Genèse 22

 ME 1893 page 136

 

L'adoration suppose toujours une volonté brisée.

Dans les chapitres précédents, nous avons vu Abraham en Egypte. Tant qu'il y demeura, nous avons remarqué qu'il ne bâtit aucun autel. Mais il en sort et, ayant abandonné l'Egypte, il peut élever un autel à l'Eternel.

David voit se mourir l'enfant qui lui est cher. Il jeûne, il prie, mais il lutte avec Dieu; sa volonté n'était pas soumise. Lorsque l'enfant eut expiré, David change de vêtements; il mange et boit, et peut venir adorer devant l'Eternel. La lutte qui avait lieu dans son coeur avait cessé; sa volonté était brisée. Job, après avoir traversé les terribles afflictions qui nous sont présentées dans le chapitre 1, et souffert la perte de ses biens et de sa famille, déchire, il est vrai, sa robe (1: 20), mais en cela, dit la Parole, il ne pécha pas. Sa douleur était légitime; il lui était permis de pleurer sur la perte de ses enfants; mais il se lève et se prosterne devant Dieu. Il peut le faire, parce que sa volonté est brisée, et il peut dire: «L'Eternel a donné, et l'Eternel a pris; que le nom de l'Eternel soit béni!»

Mais dans le chapitre que nous venons de lire, nous trouvons un état d'âme surpassant de beaucoup ce qui nous est rapporté de Job et de David. Ils acquiescent à la volonté de Dieu, mais leur soumission est passive; elle ne les force pas à agir. Il n'en est pas ainsi au chapitre 22 de la Genèse. Abraham doit non seulement accepter la volonté de Dieu, mais, encore, agir contre lui-même. Il faut, pour ainsi dire, qu'il se sacrifie lui-même, car sacrifier son fils n'était rien moins que cela. Dieu lui dit: «Prends ton fils, ton unique, et offre-le en holocauste». Le nom d'une personne nous rappelle tout ce qui la concerne et toutes nos relations avec elle. «Ton fils» — ce mot réveillait en Abraham les sentiments les plus tendres; et c'est ce fils qu'il doit sacrifier! Bien plus encore; ce nom lui rappelait les promesses de Dieu qui devaient être accomplies dans ce fils, car l'Eternel avait dit positivement: «En Isaac te sera appelée une semence».

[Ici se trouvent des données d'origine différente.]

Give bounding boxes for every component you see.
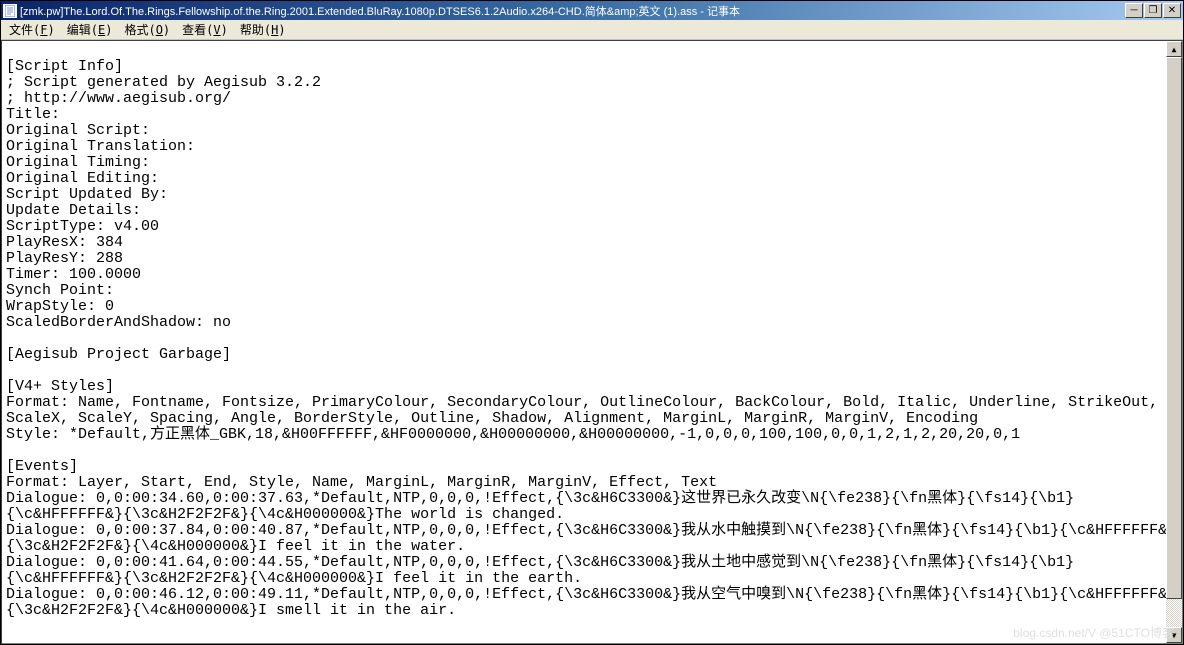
scroll-up-button[interactable]: ▲ <box>1166 41 1182 57</box>
window-buttons: ─ ❐ ✕ <box>1125 3 1181 18</box>
notepad-window: [zmk.pw]The.Lord.Of.The.Rings.Fellowship… <box>0 0 1184 645</box>
menu-edit[interactable]: 编辑(E) <box>61 19 119 40</box>
scroll-track[interactable] <box>1166 57 1182 627</box>
minimize-button[interactable]: ─ <box>1125 3 1143 18</box>
titlebar[interactable]: [zmk.pw]The.Lord.Of.The.Rings.Fellowship… <box>1 1 1183 20</box>
menu-format[interactable]: 格式(O) <box>118 19 176 40</box>
vertical-scrollbar[interactable]: ▲ ▼ <box>1166 41 1182 643</box>
menubar: 文件(F) 编辑(E) 格式(O) 查看(V) 帮助(H) <box>1 20 1183 40</box>
scroll-down-button[interactable]: ▼ <box>1166 627 1182 643</box>
window-title: [zmk.pw]The.Lord.Of.The.Rings.Fellowship… <box>20 3 1125 19</box>
text-content[interactable]: [Script Info] ; Script generated by Aegi… <box>2 41 1166 643</box>
notepad-icon <box>3 4 17 18</box>
menu-view[interactable]: 查看(V) <box>176 19 234 40</box>
close-button[interactable]: ✕ <box>1163 3 1181 18</box>
menu-help[interactable]: 帮助(H) <box>234 19 292 40</box>
scroll-thumb[interactable] <box>1166 57 1182 599</box>
maximize-button[interactable]: ❐ <box>1144 3 1162 18</box>
client-area: [Script Info] ; Script generated by Aegi… <box>1 40 1183 644</box>
menu-file[interactable]: 文件(F) <box>3 19 61 40</box>
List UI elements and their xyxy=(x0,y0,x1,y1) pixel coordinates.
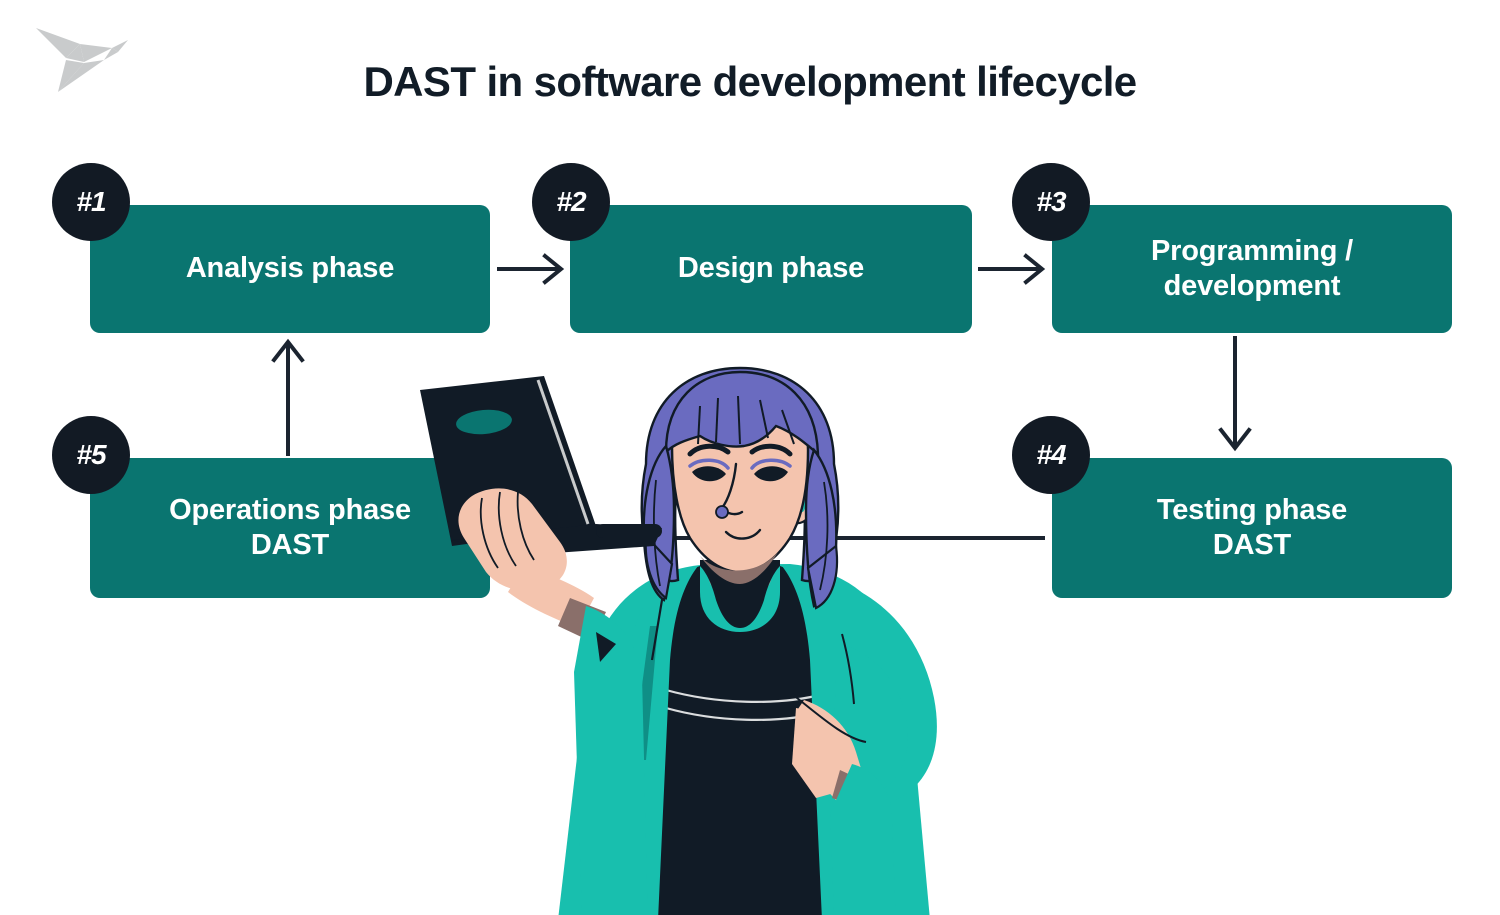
arrow-right-icon-analysis-to-design xyxy=(497,253,565,285)
phase-label-operations: Operations phase DAST xyxy=(169,493,411,561)
step-badge-1-label: #1 xyxy=(76,186,106,217)
step-badge-3-label: #3 xyxy=(1036,186,1066,217)
phase-label-programming: Programming / development xyxy=(1150,234,1354,302)
phase-box-design: Design phase xyxy=(570,205,972,333)
step-badge-5-label: #5 xyxy=(76,439,106,470)
step-badge-5: #5 xyxy=(52,416,130,494)
infographic-canvas: DAST in software development lifecycle A… xyxy=(0,0,1500,915)
step-badge-2-label: #2 xyxy=(556,186,586,217)
arrow-up-icon-operations-to-analysis xyxy=(271,338,305,456)
phase-box-analysis: Analysis phase xyxy=(90,205,490,333)
arrow-right-icon-design-to-programming xyxy=(978,253,1046,285)
step-badge-2: #2 xyxy=(532,163,610,241)
step-badge-1: #1 xyxy=(52,163,130,241)
phase-label-design: Design phase xyxy=(677,252,865,285)
step-badge-4: #4 xyxy=(1012,416,1090,494)
phase-box-programming: Programming / development xyxy=(1052,205,1452,333)
phase-label-analysis: Analysis phase xyxy=(185,252,395,285)
woman-holding-laptop-illustration xyxy=(420,366,937,915)
page-title: DAST in software development lifecycle xyxy=(363,58,1137,105)
arrow-down-icon-programming-to-testing xyxy=(1218,336,1252,452)
phase-box-testing: Testing phase DAST xyxy=(1052,458,1452,598)
figure-left-hand-holding-laptop xyxy=(458,488,648,915)
phase-label-testing: Testing phase DAST xyxy=(1156,493,1348,561)
step-badge-4-label: #4 xyxy=(1036,439,1066,470)
step-badge-3: #3 xyxy=(1012,163,1090,241)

Mais celui dont la volonté est soumise au Seigneur a deux choses qui lui suffisent: d'abord «Dieu y pourvoira», puis «je suis avec Dieu». Tout regard porté vers la chair, s'attendant à trouver en elle l'accomplissement des promesses, doit s'en détourner. Il faut que Dieu demeure seul comme source de la vie, des bénédictions et des promesses. Il est celui qui n'arrive jamais au bout de ses ressources, même quand font défaut les moyens désignés par lui pour l'accomplissement de ses promesses.

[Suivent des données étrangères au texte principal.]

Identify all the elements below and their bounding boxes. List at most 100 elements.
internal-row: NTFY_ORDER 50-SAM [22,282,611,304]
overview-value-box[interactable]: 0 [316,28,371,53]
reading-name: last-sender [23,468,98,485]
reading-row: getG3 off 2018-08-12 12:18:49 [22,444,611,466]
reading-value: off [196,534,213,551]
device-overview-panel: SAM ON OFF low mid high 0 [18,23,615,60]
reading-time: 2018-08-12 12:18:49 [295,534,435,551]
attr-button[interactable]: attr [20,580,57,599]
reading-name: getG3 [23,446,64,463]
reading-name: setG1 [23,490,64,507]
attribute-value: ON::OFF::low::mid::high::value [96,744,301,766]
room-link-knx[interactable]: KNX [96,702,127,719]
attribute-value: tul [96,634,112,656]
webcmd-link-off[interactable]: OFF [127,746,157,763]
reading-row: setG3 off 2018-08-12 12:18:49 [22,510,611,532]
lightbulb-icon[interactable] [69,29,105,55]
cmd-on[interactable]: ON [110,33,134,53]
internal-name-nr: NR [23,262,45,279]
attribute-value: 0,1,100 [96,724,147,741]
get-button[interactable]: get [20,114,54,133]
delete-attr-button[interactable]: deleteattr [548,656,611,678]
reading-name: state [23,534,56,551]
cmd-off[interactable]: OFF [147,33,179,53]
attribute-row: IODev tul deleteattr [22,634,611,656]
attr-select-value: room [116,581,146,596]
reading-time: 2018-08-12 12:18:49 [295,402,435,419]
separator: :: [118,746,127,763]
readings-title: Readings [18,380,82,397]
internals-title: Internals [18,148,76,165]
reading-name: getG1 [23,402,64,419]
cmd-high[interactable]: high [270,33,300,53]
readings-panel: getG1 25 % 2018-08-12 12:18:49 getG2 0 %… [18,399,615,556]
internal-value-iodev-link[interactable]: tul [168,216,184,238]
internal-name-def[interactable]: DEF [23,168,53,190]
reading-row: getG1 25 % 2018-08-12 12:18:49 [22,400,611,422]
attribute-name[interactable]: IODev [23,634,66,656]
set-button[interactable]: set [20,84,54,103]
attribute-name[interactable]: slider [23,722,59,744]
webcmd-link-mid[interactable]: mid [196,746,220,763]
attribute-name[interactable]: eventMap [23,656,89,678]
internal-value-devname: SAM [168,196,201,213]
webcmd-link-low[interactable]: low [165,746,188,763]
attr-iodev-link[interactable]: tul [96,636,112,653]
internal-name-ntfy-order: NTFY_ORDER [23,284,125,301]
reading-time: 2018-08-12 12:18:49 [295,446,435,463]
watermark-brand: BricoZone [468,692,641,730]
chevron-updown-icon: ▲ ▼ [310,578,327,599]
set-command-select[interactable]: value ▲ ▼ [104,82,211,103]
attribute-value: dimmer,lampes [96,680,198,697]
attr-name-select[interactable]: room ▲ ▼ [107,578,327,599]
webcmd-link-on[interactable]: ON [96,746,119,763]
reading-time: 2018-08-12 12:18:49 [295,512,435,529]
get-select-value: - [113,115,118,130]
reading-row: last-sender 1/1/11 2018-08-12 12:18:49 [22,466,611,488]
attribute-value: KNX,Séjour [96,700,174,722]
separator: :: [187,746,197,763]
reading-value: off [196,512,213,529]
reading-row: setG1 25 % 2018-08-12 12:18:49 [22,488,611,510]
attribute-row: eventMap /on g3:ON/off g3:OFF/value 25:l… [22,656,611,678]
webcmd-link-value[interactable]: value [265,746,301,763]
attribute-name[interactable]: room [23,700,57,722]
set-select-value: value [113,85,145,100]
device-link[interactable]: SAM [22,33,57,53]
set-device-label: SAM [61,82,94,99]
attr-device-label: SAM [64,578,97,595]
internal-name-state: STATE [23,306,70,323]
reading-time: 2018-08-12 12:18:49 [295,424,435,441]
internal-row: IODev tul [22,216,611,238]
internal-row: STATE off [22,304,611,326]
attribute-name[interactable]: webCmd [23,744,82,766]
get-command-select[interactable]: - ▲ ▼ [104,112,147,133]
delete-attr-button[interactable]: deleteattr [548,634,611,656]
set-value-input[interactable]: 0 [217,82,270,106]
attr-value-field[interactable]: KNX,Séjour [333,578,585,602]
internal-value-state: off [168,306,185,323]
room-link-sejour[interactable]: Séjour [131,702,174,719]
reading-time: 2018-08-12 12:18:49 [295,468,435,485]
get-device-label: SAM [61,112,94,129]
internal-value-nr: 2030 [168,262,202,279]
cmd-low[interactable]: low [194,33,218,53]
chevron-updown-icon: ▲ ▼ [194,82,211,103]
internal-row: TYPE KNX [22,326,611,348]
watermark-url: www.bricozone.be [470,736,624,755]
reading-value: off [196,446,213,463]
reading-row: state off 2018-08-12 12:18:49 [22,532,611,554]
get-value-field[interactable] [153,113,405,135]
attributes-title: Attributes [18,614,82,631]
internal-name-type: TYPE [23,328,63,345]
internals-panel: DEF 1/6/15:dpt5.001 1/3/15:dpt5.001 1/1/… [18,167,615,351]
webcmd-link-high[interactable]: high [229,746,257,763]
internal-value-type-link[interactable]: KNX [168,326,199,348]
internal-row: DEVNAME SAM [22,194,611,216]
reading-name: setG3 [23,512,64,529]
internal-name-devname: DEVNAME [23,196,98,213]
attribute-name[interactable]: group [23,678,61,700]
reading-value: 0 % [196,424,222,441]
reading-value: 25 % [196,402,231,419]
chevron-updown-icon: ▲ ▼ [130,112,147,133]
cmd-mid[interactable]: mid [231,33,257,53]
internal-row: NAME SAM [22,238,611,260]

Dieu éprouve ainsi le coeur, afin que toute confiance en la chair soit détruite. Mais en même temps, sachant que le coeur a besoin d'être soutenu dans l'épreuve, il lui envoie une nouvelle révélation, qui l'encourage et lui permet de remporter la victoire. Ainsi, nous voyons par Hébreux 11: 19, qu'à l'occasion du sacrifice que l'Eternel exigea de lui, Abraham eut une révélation concernant la résurrection, si peu connue à ce moment-là. C'est ainsi que Dieu, dans sa grâce infinie, nous permet de gagner en lui ce que nous perdons dans la chair.

Loin de ceux qui l'avaient accompagné (c'est-à-dire seul avec Isaac et avec Dieu), Abraham reçut cette révélation et put offrir le bélier sur l'autel à la place de son fils, selon qu'il l'avait dit lui-même: «Dieu se pourvoira de l'agneau pour l'holocauste». C'est ainsi que, dans le secret de la communion avec Dieu, nous apprenons beaucoup de lui.

En Jésus, le véritable adorateur du Père, la volonté était toujours brisée. Nous savons que pour lui la coupe était remplie d'amertume, mais dans son désir d'accomplir la volonté de Dieu, il oublie, pour ainsi dire, cette amertume et s'écrie: «La coupe que le Père m'a donnée à boire, ne la boirai-je pas?»